CASA HORTA BY GUILLERMO SANTOMÀ (2016)
OCT 29 2016
“To construct is to deconstruct”, is the design philosophy the multifaceted Spanish born architect Guillermo Santomà. It is with this exact mythology he set about renovating his Barcelona home, Casa Horta. The transformation of the infamous construction is perhaps Santomà most famous project to date.
The house is a three-story building, the oldest part dating back to the early 1900s. The place was dusty, and somewhat abandoned when Santomà decided to make it his home. With the aim to create as much light and continuity as possible, the home reflects the designers creative outlook: inspired by fiction, he transforms reality into fantasy while maintaining functionality. The kitchen and dining room are pink, even the light switches and plug sockets are painted, this complete covering of the interior surfaces in one tone turns the paint into a construction material rather than its traditional use as a color accent, intensifying the impact.
"The home reflects the designers creative outlook: inspired by fiction, he transforms reality into fantasy while maintaining functionality"

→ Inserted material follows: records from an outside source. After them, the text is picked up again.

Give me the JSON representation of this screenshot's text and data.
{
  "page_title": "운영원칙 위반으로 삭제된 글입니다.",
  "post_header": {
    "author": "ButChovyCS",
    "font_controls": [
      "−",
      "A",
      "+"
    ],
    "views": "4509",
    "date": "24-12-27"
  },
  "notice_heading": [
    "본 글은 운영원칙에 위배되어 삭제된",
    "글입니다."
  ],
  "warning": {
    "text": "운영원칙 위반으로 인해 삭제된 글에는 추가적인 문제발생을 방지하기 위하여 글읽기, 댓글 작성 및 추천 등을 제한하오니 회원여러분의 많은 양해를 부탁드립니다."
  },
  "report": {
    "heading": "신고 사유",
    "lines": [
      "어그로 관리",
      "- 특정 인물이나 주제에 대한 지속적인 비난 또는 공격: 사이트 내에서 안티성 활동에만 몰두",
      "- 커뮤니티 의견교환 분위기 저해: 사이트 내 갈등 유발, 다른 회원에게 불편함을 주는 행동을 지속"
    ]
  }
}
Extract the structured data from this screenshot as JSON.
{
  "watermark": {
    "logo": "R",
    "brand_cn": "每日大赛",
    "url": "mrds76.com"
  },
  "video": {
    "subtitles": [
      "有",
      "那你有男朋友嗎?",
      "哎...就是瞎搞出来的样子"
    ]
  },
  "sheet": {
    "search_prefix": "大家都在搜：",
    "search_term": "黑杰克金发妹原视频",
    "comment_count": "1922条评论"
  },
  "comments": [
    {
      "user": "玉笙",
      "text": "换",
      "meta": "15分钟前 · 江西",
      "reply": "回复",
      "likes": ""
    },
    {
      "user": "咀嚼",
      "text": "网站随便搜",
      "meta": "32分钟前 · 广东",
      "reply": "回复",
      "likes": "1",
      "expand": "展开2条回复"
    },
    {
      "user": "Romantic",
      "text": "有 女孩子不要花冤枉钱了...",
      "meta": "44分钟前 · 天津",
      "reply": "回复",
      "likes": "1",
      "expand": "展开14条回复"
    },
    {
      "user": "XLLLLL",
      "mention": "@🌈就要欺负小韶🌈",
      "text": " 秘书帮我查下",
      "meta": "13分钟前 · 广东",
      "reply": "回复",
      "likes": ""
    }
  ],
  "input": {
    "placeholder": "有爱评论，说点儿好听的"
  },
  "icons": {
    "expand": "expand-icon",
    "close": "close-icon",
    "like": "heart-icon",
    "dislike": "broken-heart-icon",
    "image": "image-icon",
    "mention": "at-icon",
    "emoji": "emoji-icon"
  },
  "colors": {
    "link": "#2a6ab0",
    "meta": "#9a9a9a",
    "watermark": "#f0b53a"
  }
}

The wall of the downstairs dining room is muraled by a friend of Guillermo; dripping black and white pieces of fruit, a flying carpet and a palm tree float around the wall as a fictitious reflection of the content of the room. The dripping walls are echoed by the dining chairs designed by Santomà, plastic garden seats, deconstructed through melting, so the backs are partly missing, then frozen mid-melt, then thickly painted in same pink that covers the walls. This continuation of colour underpins of Guillermo’s work, his pieces grow from one another, no piece is singular, they connect and mix materials, colours and forms “you don’t quite know where one thing ends, and another begins” he says. The whole house follows that same logic, he sees his home as something that has grown, rather than been designed, it is a reaction to time and space and each room a continuation of the previous, undefined by the traditional boundaries of a house.